Post
Topic
Board Development & Technical Discussion
Re: Bitcoin cannot survive on transaction fees alone so why do we even bother?
by
nullius
on 21/12/2017, 05:10:50 UTC
Like I have said elsewhere I am a small blocker (45kb x 3.5 min) so I don't think you can claim I am furthering BCH.  I don't own BCH and I do own BTC.

I am for fairness and decentralization and the free flow of information and what comes from that is more knowledge and more ideas.

Glad to hear it!

A lot of people are talking down to me but none seem to be able to assuage my suspicion that splitting signatures from the UTXO merkle tree hashing will cause big problems since an obvious attack is to just stop verifying the signatures altogether.  If just one person finds this profitable to do then it will spread.  This could be helped by rich rivals in the cryptospace actually writing modified code that allows the miners to do just that, skip verifying signatures which may offer short term gains and long term suffering.  People do this everyday, just ask mcdonalds.

A question you should ponder:  Why don’t miners skip verifying all signatures, altogether?  That could be really profitable.  That way, they could seize and spend Satoshi’s coins!

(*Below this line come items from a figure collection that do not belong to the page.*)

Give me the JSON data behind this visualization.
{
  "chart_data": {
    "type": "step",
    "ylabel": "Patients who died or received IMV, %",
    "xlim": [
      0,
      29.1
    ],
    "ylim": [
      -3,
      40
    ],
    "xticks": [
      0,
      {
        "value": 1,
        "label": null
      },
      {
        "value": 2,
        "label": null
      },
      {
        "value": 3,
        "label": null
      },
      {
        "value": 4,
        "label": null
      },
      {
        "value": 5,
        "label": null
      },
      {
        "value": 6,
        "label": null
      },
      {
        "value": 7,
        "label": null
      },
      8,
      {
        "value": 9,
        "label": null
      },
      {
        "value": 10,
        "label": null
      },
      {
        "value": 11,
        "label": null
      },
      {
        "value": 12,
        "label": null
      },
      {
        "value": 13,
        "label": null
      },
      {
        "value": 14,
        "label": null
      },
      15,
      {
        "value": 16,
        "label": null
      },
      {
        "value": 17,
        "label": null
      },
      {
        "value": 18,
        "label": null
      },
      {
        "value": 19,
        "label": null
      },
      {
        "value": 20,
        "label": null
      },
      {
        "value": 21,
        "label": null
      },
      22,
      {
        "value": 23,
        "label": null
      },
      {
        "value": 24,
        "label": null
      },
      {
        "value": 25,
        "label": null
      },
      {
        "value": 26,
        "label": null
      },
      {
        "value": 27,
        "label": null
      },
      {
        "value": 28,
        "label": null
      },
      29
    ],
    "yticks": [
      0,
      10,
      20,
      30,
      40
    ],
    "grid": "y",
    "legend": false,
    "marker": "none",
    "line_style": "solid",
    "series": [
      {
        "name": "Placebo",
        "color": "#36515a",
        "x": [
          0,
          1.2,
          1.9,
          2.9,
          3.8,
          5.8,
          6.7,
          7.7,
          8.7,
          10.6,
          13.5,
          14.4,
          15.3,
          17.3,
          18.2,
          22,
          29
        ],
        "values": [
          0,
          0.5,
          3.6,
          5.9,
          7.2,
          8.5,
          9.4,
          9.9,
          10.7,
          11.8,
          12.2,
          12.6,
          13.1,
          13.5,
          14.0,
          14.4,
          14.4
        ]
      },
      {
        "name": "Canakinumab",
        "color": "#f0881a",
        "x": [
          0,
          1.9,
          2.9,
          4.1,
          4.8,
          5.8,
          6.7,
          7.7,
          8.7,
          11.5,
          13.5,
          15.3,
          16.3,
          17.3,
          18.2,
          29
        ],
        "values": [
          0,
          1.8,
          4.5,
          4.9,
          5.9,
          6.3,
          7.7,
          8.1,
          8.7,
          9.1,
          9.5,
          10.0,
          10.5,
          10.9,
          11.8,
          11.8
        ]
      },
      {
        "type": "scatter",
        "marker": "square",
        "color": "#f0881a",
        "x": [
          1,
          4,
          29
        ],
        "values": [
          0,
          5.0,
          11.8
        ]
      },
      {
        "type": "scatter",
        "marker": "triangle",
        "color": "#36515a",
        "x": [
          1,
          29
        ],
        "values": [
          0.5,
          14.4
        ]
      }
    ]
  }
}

Oh, wait:  They couldn’t do that, because the resulting blocks would be rejected by nodes as invalid.

But according to you, nothing whatsoever could stop them.  A miner could simply seize Satoshi’s coins with a consensus-invalid transaction, and other miners could build on that chain, and full nodes would be forced to follow along because they have no hashpower—right?

Segwit makes absolutely no difference whatsoever, in this regard.  The signatures are still there; they just got moved around a little bit.  Verification of the signatures is still required by consensus rules.  No substantive change has been made as to the security properties of Bitcoin’s signature verification.